La reviviscenza è fondamentale perché tutto ciò che non è rivissuto in modo autentico resta inerte, meccanico, inespressivo. Ma non basta che la reviviscenza sia autentica; deve essere in perfetta consonanza con la personificazione. Talora avviene infatti che l’attore abbia una reviviscenza profonda, ma la deformi con una personificazione grossolana, dovuta a un apparato fisico non allenato, incapace di trasmettere quello che l’attore sente. Non c’è attore che crei per ispirazione divina: più l’attore ha talento, più si preoccupa della tecnica soprattutto interiore. Il s. non è un metodo di recitazione, è un allenamento, attraverso cui si può raggiungere la creazione. Per quanto riguarda la seconda parte del s., la creazione del personaggio, Stanislavskij indica tre tappe: 1) la conoscenza (prima lettura, in cui l’attore deve lasciar affiorare immagini, ricordi, pensieri, associazioni; analisi in tre direzioni: approfondimento del testo, ricerca di suggerimenti non contenuti nel testo ma deducibili da accenni o da altri materiali, lavoro di `contatto’ tra mondo interiore dell’attore e del personaggio); 2) la reviviscenza, sollecitata dai compiti (sia meccanici sia razionali sia emozionali); 3) la personificazione.

Negli ultimi anni Stanislavskij rivoluziona questo schema tripartito per dare la precedenza, nella costruzione del personaggio, alle ‘azioni fisiche’: consiglia di riprodurre l’intreccio esteriore, episodio per episodio, con semplici azioni fisiche, evitando i compiti troppo difficili, ricercando la logica e la coerenza a partire dal gesto. Non più dunque una lettura approfondita del testo, ma una serie di gesti (relativi a una condizione data) che sollecitano la giusta reazione interiore: non è infatti possibile agire all’unisono col personaggio e sentire in dissonanza con esso. Solo quando si raggiunge la sensazione di `essere’ nel personaggio si può affrontare lo studio più dettagliato del testo.
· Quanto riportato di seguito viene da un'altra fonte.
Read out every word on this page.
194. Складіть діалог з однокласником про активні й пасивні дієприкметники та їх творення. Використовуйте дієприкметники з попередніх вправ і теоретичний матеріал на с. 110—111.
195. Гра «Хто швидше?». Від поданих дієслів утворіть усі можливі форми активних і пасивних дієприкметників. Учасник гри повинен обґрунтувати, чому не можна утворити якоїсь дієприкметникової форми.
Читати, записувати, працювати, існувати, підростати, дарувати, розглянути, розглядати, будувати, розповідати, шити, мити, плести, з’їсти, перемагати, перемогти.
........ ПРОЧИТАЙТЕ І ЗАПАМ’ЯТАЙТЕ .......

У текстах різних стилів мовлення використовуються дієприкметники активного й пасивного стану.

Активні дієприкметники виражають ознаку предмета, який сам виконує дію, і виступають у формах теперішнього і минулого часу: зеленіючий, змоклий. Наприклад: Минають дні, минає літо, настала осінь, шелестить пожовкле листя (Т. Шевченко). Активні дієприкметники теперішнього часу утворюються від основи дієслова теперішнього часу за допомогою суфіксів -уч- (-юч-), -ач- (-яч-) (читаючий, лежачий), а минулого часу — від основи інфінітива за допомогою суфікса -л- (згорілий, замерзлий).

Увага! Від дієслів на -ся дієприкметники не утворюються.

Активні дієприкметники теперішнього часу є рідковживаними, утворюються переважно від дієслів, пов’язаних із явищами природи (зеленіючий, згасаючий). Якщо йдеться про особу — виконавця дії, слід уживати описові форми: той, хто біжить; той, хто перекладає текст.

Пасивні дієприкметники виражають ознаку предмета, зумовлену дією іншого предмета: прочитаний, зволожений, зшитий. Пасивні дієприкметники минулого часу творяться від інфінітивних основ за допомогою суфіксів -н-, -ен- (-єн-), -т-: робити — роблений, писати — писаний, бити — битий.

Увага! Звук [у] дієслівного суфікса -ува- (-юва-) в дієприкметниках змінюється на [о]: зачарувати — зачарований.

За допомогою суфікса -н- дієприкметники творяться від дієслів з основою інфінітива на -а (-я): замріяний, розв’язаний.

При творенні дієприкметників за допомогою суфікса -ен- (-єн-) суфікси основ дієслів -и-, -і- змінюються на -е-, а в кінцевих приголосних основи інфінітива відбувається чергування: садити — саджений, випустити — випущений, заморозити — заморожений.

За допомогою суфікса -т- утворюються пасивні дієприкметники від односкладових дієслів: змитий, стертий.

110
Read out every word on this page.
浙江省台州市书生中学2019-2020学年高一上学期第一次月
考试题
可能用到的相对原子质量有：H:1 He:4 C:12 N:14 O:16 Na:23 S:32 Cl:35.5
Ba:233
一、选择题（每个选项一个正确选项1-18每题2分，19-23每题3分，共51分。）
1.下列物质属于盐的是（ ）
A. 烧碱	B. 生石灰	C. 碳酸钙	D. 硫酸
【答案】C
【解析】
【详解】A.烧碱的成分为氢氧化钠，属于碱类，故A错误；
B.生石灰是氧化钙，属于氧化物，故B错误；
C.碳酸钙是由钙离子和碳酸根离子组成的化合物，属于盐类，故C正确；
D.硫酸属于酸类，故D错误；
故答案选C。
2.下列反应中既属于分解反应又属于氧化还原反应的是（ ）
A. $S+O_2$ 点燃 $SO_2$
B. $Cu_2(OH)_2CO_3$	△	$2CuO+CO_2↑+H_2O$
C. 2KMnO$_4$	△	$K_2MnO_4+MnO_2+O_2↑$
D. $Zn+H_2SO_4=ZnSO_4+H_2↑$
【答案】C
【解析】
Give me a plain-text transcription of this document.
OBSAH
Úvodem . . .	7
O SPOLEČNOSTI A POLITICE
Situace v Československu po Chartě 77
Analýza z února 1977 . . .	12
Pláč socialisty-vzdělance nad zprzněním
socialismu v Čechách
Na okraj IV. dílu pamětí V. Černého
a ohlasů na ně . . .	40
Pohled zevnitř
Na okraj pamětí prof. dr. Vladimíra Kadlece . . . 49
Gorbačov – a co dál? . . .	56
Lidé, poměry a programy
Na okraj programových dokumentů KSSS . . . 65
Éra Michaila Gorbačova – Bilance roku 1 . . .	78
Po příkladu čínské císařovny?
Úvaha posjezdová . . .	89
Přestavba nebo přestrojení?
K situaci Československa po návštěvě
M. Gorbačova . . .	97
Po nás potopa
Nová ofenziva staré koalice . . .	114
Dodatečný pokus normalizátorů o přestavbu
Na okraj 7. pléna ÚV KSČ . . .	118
In conclusione si può affermare che l’importanza del s. sta soprattutto nel fatto che per la prima volta il processo creativo dell’attore viene sottoposto a un’analisi rigorosa da parte di un competente, attore lui stesso, capace di utilizzare nella sua analisi alcuni principi della moderna psicologia: ancor oggi in Europa e in America qualsiasi teoria del lavoro dell’attore fa riferimento ai lavori di Stanislavskij.

Hall

Peter Hall nutre fin da ragazzo un’innata passione per il mondo teatrale. Trasferitosi molto presto a Cambridge con la famiglia, frequenta instancabilmente il teatro, seguendo con grande entusiasmo ogni genere di manifestazione, dalla prosa ai concerti, dall’opera al balletto; approfittando di una zia, sfrutta ogni vacanza scolastica per recarsi a Londra e seguire la vita teatrale della capitale. Ottenuta una borsa di studio, H. accede all’università di Cambridge, dove consolida le sue aspirazioni artistiche cimentandosi da attore in alcuni ruoli (testi di Marlowe, Shakespeare e Shaw) e provandosi nella regia di La versione Browning di Rattigan, insieme al regista e attore John Barton. Nel 1953, terminata l’università, forma insieme al regista Peter Wood la Elizabethan Theatre Company, con cui porta in tournée testi shakespeariani curando in particolare la pronuncia elisabettiana. È dello stesso anno il suo primo incarico professionale, per la messa in scena di La lettera di W.S. Maugham al Theatre Royal di Windsor. Per tutto il 1954 è impegnato a dirigere l’Arts Theatre Club di Londra, subentrando a Alec Clunes; segue inoltre produzioni a Windsor, Worthing e all’Oxford Playhouse. Sono di questi anni, fra il 1954 e il ’55, le regie di alcuni storici debutti londinesi, tra cui la prima mondiale in lingua inglese di Aspettando Godot di Beckett, La lezione di Ionesco, Nozze di sangue di García Lorca e Il lutto si addice ad Elettra di O’Neill.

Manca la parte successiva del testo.